Title: Research Assistant for AI Standards Development
Ideal start date: December 2022
Hours: 20-40 hours/week
Compensation: $30/hour to $50/hour, depending on experience and qualifications
Work location: Remote
Reports to: Tony Barrett, BERI Senior Policy Analyst
For best consideration, please apply by Monday November 7th, 2022, 5pm Eastern Time. Applications received after that date may also be considered, but only after applications that met the deadline.
Responsibilities
Supporting work planned by Tony Barrett and UC Berkeley colleagues to develop an AI-standards “profile” with best practices for developers of cutting-edge, increasingly general purpose AI, building on the ideas in Section 4 of the paper by Barrett and colleagues, “Actionable Guidance for High-Consequence AI Risk Management: Towards Standards Addressing AI Catastrophic Risks”. The profile guidance will be primarily for use by developers of such AI systems, in conjunction with the NIST AI Risk Management Framework (AI RMF) and/or the AI risk management standard ISO/IEC 23894. Our goal is to help set norms for safety-related practices across regulatory regimes, reducing chances that developers of highly advanced AI systems (including proto-AGI) would have to compromise on safety, security, ethics or related qualities of AI systems in order to be competitive.
Tasks will include research and analysis of technical or policy issues in AI safety standards or related topics. The goal is to help our team to address key AI technical issues with actionable guidance for AI developers, in ways that improve the overall quality of our profile guidance documents.
Technical research assistance tasks may include:
- Literature searches on technical methods for safety or security of machine learning models
- Gap analysis to check that our draft guidance would address key technical issues in AI safety, security or other areas
Policy research assistance tasks may include:
- Identifying and analyzing related standards or regulations
- Mapping specific sections of our draft guidance to specific parts of related standards or regulations
- Checking that our draft guidance would meet the intent and requirements of related standards or regulations
We currently have funding for approximately one year of work, but we have potential to obtain additional funding to renew or expand this work.
Qualification Criteria
The most competitive candidates will meet the below criteria.
- Education or experience in one or more of the following:
- AI development techniques and procedures used at leading AI labs developing increasingly general-purpose AI;
- Technical AI safety concepts, techniques and literature;
- Industry standards and best practices for AI or other software, and compliance with standards language;
- Public policy or regulations (especially in the United States) for AI or other software
- Ability to research and analyze technical or policy issues in AI safety standards or related topics
- Ability to track and complete multiple tasks to meet deadlines with little or no supervision
- Good English communication skills, both written and verbal, including editing text to improve understandability
- Availability for video calls (e.g. via Zoom) for 30 minutes three times a week, at some point between 9am and 5pm Eastern Time (it’s not necessary to be available that whole time, and otherwise you can choose your own working hours)

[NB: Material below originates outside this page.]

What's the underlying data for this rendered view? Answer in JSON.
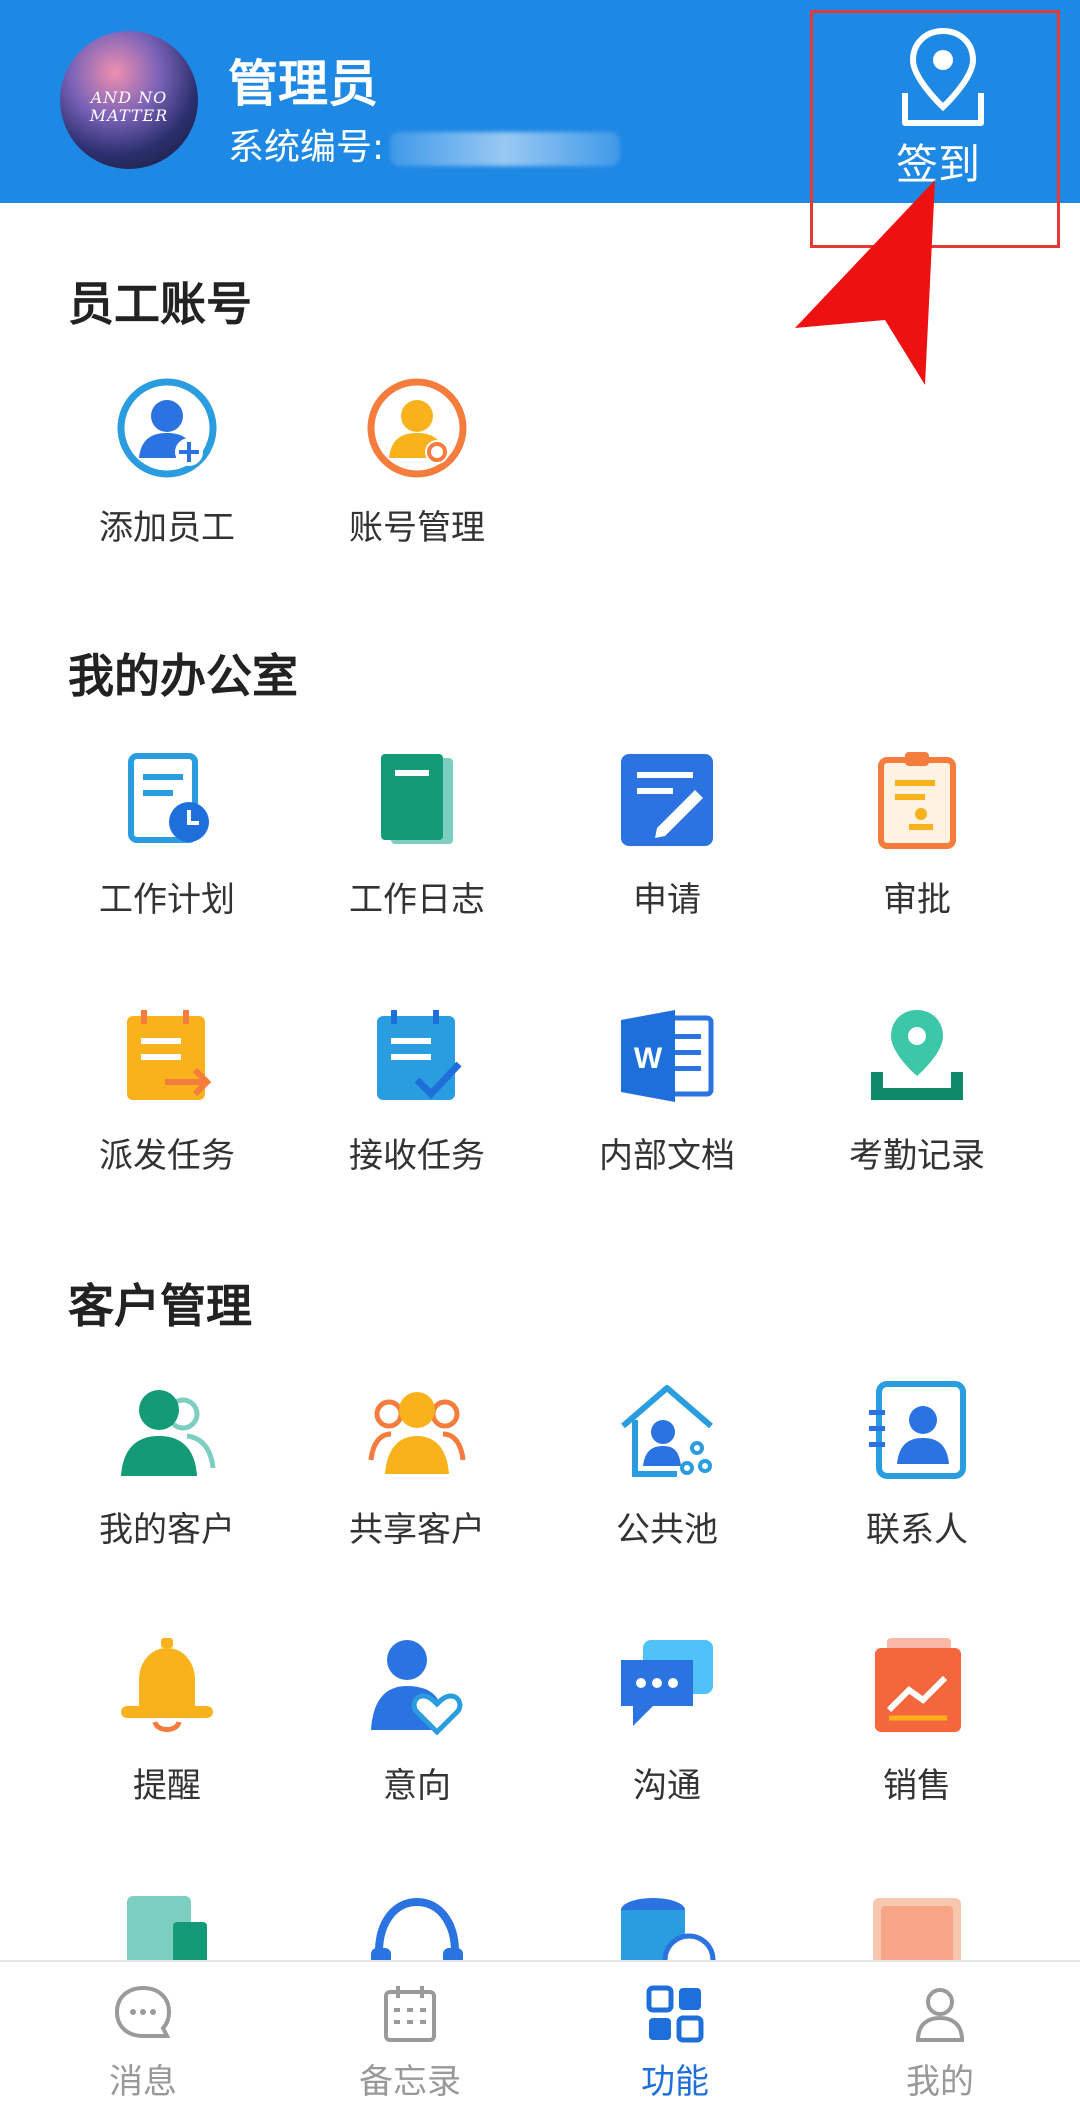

We will likely hire two people, each on a part-time basis, one with a technical background and one with a policy background. However, we are open to having one person fill both of those roles.
Application Process
For best consideration, please apply by Monday November 7th, 2022, 5pm Eastern Time.
Candidates invited to interview will also be asked to perform a written work test, which we expect to take one to two hours.